Almeno a Firenze grazie agli investimenti e agli interventi che ha effettuato Publiacqua, la qualità organolettica dell’acqua che arriva ai nostri rubinetti è notevolmente migliorata. Sono previsti altri interventi a scala più vasta? Continuerete a estendere l´esperienza positiva dei fontanelli ad alta qualità?
«Il risultato ottenuto con la costruzione e l’attivazione della filtrazione a carbone attivo granulare presso l’impianto dell’Anconella è di grande rilievo. Più del 50 per cento dei cittadini fiorentini usa acqua del rubinetto per bere. E’ una linea che stiamo perseguendo, via via, in tutta l’area metropolitana. Stiamo anche sviluppando la realizzazione di fontanelli di alta qualità. Ma è bene dire che la priorità è da dare ad un’acqua di qualità che arrivi nei rubinetti di casa».

Sul fronte depurazione, quando sarà messa la parola fine su San Colombano? In questo settore, ci sono altre criticità nell´Ambito, su cui state intervenendo?

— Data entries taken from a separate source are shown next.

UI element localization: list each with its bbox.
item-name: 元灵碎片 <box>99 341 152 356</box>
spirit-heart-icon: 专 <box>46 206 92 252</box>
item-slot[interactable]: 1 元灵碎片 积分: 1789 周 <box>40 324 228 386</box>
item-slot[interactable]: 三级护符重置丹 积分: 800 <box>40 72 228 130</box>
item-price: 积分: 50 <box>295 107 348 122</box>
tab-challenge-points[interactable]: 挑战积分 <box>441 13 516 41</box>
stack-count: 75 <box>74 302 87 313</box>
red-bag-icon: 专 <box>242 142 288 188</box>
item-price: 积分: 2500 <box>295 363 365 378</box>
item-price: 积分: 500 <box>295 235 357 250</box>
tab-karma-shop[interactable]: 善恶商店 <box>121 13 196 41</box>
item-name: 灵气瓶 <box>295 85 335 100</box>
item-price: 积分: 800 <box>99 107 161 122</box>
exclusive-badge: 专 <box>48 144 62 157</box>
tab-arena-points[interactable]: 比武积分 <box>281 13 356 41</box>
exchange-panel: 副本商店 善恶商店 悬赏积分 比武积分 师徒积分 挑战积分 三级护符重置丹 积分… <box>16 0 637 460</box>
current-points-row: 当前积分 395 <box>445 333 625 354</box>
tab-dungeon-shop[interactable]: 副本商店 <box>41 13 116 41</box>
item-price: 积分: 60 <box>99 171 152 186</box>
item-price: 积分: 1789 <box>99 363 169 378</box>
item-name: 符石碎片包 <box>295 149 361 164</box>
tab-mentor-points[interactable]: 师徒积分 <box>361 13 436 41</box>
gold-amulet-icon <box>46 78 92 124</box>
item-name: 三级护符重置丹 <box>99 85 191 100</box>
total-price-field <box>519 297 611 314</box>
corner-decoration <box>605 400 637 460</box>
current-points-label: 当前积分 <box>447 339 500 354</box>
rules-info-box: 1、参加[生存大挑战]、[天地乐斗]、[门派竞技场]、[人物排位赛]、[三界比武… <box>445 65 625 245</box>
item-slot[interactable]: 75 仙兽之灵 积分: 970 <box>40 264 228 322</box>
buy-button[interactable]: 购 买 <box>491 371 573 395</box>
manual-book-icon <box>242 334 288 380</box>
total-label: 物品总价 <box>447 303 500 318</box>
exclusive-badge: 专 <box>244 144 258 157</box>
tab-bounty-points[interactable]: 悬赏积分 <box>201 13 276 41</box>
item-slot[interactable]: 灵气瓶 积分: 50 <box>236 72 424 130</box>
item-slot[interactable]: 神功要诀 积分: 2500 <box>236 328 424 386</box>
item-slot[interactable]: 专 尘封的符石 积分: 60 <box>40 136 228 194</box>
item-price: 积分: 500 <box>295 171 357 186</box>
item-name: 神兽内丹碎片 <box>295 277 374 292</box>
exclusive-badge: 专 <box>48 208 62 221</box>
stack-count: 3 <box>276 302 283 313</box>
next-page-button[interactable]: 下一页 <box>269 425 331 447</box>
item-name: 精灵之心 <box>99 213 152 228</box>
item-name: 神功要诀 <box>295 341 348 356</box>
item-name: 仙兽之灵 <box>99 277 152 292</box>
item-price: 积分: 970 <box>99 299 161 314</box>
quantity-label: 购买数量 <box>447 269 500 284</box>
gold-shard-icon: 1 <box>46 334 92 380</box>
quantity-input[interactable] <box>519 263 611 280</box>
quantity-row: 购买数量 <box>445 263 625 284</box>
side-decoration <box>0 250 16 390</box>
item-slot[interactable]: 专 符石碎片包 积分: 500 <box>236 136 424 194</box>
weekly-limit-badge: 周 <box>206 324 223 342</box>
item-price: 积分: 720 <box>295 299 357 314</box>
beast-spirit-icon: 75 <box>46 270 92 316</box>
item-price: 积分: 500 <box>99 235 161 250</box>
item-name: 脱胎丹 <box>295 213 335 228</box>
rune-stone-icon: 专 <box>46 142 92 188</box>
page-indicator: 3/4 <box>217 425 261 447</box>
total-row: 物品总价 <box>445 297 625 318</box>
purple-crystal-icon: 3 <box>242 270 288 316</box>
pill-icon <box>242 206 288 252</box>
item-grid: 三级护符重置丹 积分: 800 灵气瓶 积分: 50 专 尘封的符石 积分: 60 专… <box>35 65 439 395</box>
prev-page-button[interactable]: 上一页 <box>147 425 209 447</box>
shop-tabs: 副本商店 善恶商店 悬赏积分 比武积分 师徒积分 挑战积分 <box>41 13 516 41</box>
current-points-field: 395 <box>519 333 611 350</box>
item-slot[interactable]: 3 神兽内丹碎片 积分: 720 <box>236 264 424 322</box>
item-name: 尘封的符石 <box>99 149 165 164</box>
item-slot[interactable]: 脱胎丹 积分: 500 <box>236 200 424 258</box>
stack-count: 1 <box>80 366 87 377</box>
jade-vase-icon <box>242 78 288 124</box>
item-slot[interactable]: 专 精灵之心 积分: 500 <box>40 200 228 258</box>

«Il problema dello sviluppo ottimale del sistema di fognatura e di depurazione è presente in tanti punti dell’ambito. Ricordiamo che il depuratore di San Colombano è già realizzato integralmente. Funziona per 400.000 abitanti equivalenti e non appena sarà conclusa la grande opera costituita dall’emissario in riva sinistra d’Arno, il sistema complessivo raggiungerà l’obbiettivo di progetto di servire un’area di 600.000 abitanti equivalenti».

Un´ultima domanda: l´estate è ormai avviata: siamo fuori pericolo o è ancora possibile un´emergenza tipo 2003?
«Con la diga di Bilancino, in grado di mantenere la portata del Sieve e dell’Arno ad un livello adeguato, l’impianto di potabilizzazione dell’Anconella (capace in stato di emergenza di produrre acqua per 8-900 mila abitanti) e l’autostrada dell’acqua Firenze-Prato-Pistoia, il servizio nell’area metropolitana è sotto controllo. Potranno determinarsi problemi in punti specifici delle aree collinari o montane. E per questi casi esistono risposte ad hoc».